# B Licence Car and trailer combination help please



## Clannad48 (5 November 2016)

Ok so this may seem like a rant but it is really desperation.  I am looking for a car/trailer combination that my daughter can drive on a B licence.  OK so the ranty type things - no she will not do a trailer test - don't ask - too long to go into - don't tell me to look at carleasing site - it only deals with GVW of new cars and if I could afford a new car I would buy a horsebox.

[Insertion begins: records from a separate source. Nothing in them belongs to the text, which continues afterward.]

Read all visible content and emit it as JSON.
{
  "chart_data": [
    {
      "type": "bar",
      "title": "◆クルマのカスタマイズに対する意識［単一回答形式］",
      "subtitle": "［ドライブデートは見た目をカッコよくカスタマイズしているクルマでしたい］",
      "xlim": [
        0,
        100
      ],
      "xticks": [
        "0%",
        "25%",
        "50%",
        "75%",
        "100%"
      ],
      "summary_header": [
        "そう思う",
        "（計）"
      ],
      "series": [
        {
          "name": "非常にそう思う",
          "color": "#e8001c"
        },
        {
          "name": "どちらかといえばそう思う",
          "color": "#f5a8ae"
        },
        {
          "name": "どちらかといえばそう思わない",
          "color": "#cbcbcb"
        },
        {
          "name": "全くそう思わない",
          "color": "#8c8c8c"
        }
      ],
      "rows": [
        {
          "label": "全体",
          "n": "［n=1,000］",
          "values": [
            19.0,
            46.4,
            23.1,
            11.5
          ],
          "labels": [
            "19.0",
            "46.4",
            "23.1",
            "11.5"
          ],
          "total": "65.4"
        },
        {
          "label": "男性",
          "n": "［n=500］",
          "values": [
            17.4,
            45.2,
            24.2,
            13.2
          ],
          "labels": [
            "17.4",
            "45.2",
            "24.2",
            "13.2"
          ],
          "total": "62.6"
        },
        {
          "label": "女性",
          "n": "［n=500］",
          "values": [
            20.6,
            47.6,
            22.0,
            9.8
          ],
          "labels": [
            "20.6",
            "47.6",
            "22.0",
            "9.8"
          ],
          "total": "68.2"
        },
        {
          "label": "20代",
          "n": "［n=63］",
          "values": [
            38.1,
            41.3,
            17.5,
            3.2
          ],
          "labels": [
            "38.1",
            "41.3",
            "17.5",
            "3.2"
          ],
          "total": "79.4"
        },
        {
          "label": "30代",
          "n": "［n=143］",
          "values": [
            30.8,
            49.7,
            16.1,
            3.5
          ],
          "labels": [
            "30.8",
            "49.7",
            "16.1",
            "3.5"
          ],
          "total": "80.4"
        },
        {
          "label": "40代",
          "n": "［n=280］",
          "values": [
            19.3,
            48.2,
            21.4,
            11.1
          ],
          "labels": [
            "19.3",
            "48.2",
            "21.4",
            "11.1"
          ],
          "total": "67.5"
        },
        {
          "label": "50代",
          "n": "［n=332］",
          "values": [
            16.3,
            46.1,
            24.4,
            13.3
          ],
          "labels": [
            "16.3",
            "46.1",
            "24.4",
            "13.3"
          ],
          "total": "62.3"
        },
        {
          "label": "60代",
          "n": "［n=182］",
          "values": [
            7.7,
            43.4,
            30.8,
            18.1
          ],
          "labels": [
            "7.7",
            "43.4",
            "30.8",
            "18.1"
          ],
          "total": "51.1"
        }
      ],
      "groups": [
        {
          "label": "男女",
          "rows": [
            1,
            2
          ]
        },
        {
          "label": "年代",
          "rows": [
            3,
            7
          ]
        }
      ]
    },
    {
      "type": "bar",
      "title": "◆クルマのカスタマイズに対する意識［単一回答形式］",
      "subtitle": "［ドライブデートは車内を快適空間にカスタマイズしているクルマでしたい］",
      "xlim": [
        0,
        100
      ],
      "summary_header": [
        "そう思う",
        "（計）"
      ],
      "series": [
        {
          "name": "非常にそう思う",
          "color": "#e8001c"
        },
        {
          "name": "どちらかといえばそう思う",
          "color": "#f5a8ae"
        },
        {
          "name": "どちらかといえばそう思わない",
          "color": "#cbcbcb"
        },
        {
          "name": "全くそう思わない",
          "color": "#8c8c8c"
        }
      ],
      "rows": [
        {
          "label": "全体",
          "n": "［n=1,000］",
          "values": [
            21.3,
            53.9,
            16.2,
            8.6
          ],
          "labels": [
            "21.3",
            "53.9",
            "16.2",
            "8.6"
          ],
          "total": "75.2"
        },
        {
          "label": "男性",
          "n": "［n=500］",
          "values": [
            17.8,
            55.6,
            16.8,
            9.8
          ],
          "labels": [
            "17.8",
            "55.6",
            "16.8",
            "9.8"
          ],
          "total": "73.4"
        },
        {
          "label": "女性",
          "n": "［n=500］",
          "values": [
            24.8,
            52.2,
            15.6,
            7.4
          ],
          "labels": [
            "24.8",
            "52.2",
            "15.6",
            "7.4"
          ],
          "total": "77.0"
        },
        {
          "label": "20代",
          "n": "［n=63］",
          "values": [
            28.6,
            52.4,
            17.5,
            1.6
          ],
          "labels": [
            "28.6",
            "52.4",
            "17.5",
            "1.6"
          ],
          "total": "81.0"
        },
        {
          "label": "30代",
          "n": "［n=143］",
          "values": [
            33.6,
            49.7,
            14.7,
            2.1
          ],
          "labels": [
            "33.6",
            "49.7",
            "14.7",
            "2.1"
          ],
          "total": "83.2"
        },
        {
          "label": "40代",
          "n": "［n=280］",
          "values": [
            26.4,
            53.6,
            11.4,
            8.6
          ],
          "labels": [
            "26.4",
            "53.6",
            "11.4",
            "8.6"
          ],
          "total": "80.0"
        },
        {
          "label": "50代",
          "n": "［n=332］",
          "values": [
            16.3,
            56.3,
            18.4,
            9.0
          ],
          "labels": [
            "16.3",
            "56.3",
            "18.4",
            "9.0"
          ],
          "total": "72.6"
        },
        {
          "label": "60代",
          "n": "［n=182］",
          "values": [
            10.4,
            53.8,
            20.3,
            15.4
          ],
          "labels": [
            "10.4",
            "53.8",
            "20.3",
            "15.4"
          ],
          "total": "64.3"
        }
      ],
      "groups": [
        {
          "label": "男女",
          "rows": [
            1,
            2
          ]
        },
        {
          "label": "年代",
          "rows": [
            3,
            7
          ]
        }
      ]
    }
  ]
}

I am losing the will to live - I just really need someone to tell me what they tow with if towing an IW505R with a 500kg horse in on a B licence only. There will only be one horse with the partitions taken out of the trailer and full width breech/breast bars.  The car HAS to be an automatic.  The budget for the car is about £6k

Parkers and other websites don't always give the GVW - the local car dealers are sick of me asking them to check the gvw on cars they have for sale.  My tabs at the top of the laptop screen are now so minute as I try to computate car weights etc that I can't read them.  PLEASE can someone help before I either kill the daughter or myself.


----------



## popsdosh (7 November 2016)

Skoda octavia estate with an Ifor 505 will be tight however maybe possible !!
The trailer would need down plating to a total max mass of 1600kg though but you should find a nice car for that budget.


----------